Y no sólo esto, sino, aunque cumpliera un precepto en momentos de su trabajo no se considerará meritorio sino pecado pues una trasgresión no es precepto, como lo dice el versículo: “Aborrezco el robo en el sacrificio” (Isaías 6), y semejante a esto dijeron nuestros sabios: “Quien robe una medida de trigo, la muele, la hornea, y la bendice, se le considerará blasfemia” (Trat. Babá Kamá 94a), pues está dicho: “Y el despojador que bendiga, blasfema al Señor” (Salmos 10). Y sobre ello está dicho: “Ay de quien su defensor se convierte en acusador” . Como lo enseñan los Tanaítas sobre la Palma robada (Sucá-Jerusalém 3-1).
Y la lógica lo apunta, pues tomar un objeto es hurto, y hurtar el tiempo es robo, y así como al hurtar un objeto para cumplir un precepto su defensor se convierte en acusador, lo mismo ocurre al hurtar el tiempo aun para cumplir un precepto.
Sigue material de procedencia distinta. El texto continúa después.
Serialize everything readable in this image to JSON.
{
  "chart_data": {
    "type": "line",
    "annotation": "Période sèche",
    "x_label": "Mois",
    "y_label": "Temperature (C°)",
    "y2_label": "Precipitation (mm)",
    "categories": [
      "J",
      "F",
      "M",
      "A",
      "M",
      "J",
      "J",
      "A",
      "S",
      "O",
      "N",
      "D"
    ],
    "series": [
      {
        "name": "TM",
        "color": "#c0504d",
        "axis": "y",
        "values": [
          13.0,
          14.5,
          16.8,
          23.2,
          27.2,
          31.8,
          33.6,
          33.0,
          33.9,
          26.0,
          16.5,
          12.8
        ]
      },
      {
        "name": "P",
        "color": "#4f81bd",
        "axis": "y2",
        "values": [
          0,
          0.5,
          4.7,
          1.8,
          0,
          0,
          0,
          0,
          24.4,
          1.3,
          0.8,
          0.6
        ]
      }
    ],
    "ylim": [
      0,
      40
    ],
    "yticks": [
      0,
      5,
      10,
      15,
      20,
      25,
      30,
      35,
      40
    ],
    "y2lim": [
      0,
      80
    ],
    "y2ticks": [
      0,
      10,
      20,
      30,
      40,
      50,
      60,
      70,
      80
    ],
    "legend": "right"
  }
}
Y el Santo, Bendito Sea, desea sólo la honestidad, pues esta dicho: “Guarda a los fieles el Señor” (Salmos 31) y dice: “Abrid los portones que venga el pueblo recto, que guarda su fidelidad” (Isaías 26). Y también: “Mis ojos hacia los fieles de la tierra que habitarán conmigo” (Salmos 108). Y dice: “Tus ojos hacia la fidelidad” (Jeremías 5). Y aun Job testimonió sobre sí mismo, diciendo: “Si mi paso se ha desviado del camino, y en pos de mis ojos se ha andado mi corazón, o si a mis manos se ha pegado mancha alguna” (31). Observa con atención este ejemplo, en el que comparó el robo intrascendente, como algo que se adhiere a la mano de la persona, pues aunque no lo haya tomado la persona directamente sino que se apegó a su mano, al final de cuentas se encuentra en sus manos, y asimismo, a pesar de que el hombre no robe abiertamente, difícilmente sus manos se encontraran limpias en forma absoluta.
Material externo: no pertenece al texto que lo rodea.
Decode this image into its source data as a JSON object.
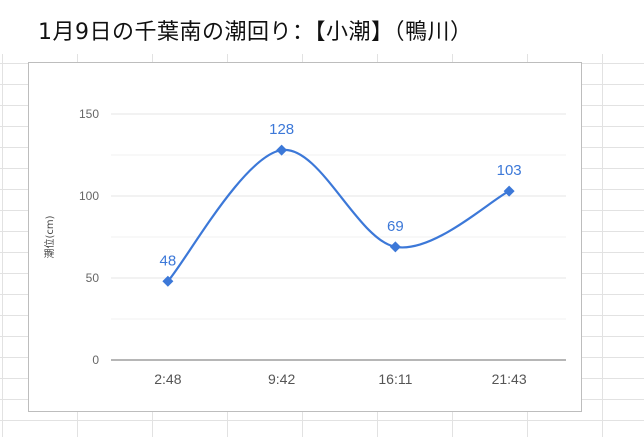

Pero en realidad, todo esto ocurre pues en lugar de que el corazón controle a sus ojos para no permitir que le agrade lo que pertenece a otros, los ojos conducen al corazón a buscar concesiones sobre lo que le aparezca como bonito y agradable, por lo tanto dijo Job que él no hizo así, y no fue su corazón en pos de sus ojos, en consecuencia no se apegó a sus manos mancha alguna.